Rito Selvaggi (22 May 1898 – 19 May 1972) was an Italian composer, pianist, conductor, poet, and educator. He composed numerous works, including operas, oratorios and sacred music as well symphonic and chamber music. He also served as the director of the music conservatories in Palermo, Parma, and Pesaro.

==Biography==
Selvaggi was born in Noicàttaro in the Province of Bari, the third of six children. He showed an early talent for music, especially the piano, and in 1910, his family sent him to the Rossini Conservatory in Pesaro, where he studied under Amilcare Zanella. After graduating from the conservatory, he continued his piano studies with Ferruccio Busoni in Bologna and made his Paris debut in 1913. His career as a concert pianist was cut short by World War I, when he served as a lieutenant in the Italian Army from 1915 to 1918. After the war, he concentrated his musical activities primarily on conducting and composing. He was the co-director (with Tullio Serafin) of the Teatro Regio in Turin and the Théâtre des Champs-Élysées in Paris from 1918 to 1922 and toured internationally as a conductor from 1923 to 1927.

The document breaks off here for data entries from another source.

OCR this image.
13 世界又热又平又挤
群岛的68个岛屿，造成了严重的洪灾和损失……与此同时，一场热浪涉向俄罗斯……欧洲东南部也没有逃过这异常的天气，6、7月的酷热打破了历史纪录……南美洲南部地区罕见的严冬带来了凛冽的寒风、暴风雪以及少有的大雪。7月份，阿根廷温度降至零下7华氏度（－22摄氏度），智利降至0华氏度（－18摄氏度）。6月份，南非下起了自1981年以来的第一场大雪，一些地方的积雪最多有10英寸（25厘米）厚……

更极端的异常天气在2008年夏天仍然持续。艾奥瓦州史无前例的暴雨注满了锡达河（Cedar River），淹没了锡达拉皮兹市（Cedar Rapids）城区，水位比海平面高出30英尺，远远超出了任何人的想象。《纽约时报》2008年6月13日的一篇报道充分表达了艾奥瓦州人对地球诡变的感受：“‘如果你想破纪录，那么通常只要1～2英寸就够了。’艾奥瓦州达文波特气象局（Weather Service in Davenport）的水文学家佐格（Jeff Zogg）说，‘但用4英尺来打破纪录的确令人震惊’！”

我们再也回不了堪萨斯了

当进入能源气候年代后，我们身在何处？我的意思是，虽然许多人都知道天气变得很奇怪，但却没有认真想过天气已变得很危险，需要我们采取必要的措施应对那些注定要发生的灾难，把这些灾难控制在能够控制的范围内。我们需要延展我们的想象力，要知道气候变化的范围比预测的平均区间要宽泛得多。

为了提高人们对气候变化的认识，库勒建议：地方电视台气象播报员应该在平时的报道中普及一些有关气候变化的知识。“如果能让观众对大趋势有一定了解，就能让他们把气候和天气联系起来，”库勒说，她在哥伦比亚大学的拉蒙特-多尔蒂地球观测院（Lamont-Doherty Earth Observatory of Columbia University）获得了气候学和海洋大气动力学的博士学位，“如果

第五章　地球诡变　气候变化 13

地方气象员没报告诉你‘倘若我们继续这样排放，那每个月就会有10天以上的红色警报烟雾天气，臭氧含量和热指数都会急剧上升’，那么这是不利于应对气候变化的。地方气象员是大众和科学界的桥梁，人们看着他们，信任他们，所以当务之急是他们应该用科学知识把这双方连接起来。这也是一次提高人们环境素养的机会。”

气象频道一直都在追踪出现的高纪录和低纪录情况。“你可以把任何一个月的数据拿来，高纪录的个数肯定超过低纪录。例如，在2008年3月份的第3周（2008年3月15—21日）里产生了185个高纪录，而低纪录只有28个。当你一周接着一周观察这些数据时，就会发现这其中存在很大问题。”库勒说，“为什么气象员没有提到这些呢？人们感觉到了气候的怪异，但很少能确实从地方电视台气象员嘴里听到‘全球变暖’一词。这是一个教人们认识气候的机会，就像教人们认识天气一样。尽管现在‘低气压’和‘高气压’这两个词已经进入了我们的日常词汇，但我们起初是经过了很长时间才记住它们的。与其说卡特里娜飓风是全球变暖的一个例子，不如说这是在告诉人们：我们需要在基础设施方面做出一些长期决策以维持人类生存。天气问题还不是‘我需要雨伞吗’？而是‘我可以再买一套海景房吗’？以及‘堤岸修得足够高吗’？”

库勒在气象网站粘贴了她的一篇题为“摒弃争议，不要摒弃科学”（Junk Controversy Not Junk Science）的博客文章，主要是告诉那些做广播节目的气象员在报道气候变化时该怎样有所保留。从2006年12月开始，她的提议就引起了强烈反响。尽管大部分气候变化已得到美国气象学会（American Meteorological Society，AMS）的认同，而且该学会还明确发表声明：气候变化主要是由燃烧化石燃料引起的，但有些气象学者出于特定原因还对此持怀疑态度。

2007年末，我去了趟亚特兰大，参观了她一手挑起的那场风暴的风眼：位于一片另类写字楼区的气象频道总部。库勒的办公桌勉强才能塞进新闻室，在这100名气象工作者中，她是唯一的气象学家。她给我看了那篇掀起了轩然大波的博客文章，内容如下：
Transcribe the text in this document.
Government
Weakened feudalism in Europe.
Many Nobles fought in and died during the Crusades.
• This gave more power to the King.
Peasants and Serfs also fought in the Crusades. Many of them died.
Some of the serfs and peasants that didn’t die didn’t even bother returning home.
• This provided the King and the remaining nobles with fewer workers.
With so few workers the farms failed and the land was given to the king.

From 1929 to 1943 he was also the artistic director for symphonic music for Italian National Radio, where he championed the works of contemporary Italian composers, including Pizzetti, Malipiero, and Alfano. During the course of his career, he served as the director of the Palermo Conservatory (1938–1943), the Parma Conservatory (1956–1959), and the Rossini Conservatory in Pesaro (1959–1963). Selvaggi spent the last years of his life in his villa at Zoagli in the Province of Genoa where he died in 1972 at the age of 74.

==Selected works==
- La maggiolata veneziana (The Venetian May Festival), opera in three acts to a libretto by the composer and Emanuele Cecconi, premiered Teatro San Carlo, Naples, 26 April 1929
- Estasi di San Francesco (The Ecstasy of Saint Francis), oratorio for soloists, chorus, orchestra and organ, premiered, Teatro Regio, Turin, 1930
- Stabat Mater, premiered Teatro Massimo, Palermo, 1942 (later broadcast on Radio Vaticana)
- Santa Caterina da Siena, la sposa di Fontebranda (Saint Catherine of Siena, the Bride of Frontebranda), oratorio in commemoration of the 600th anniversary of the birth of Catherine of Siena, broadcast on RAI, 1947

==Sources==

- Conservatorio Statale di Musica "Gioachino Rossini", I Direttori (in Italian). Accessed 23 October 2010.
- Sanvitale, Francesco, Tosti, EDT srl, 1991. ISBN 88-7063-094-3
- Selvaggi Jr., Rito, Rito Selvaggi: Biografia (in Italian). Accessed 23 October 2010.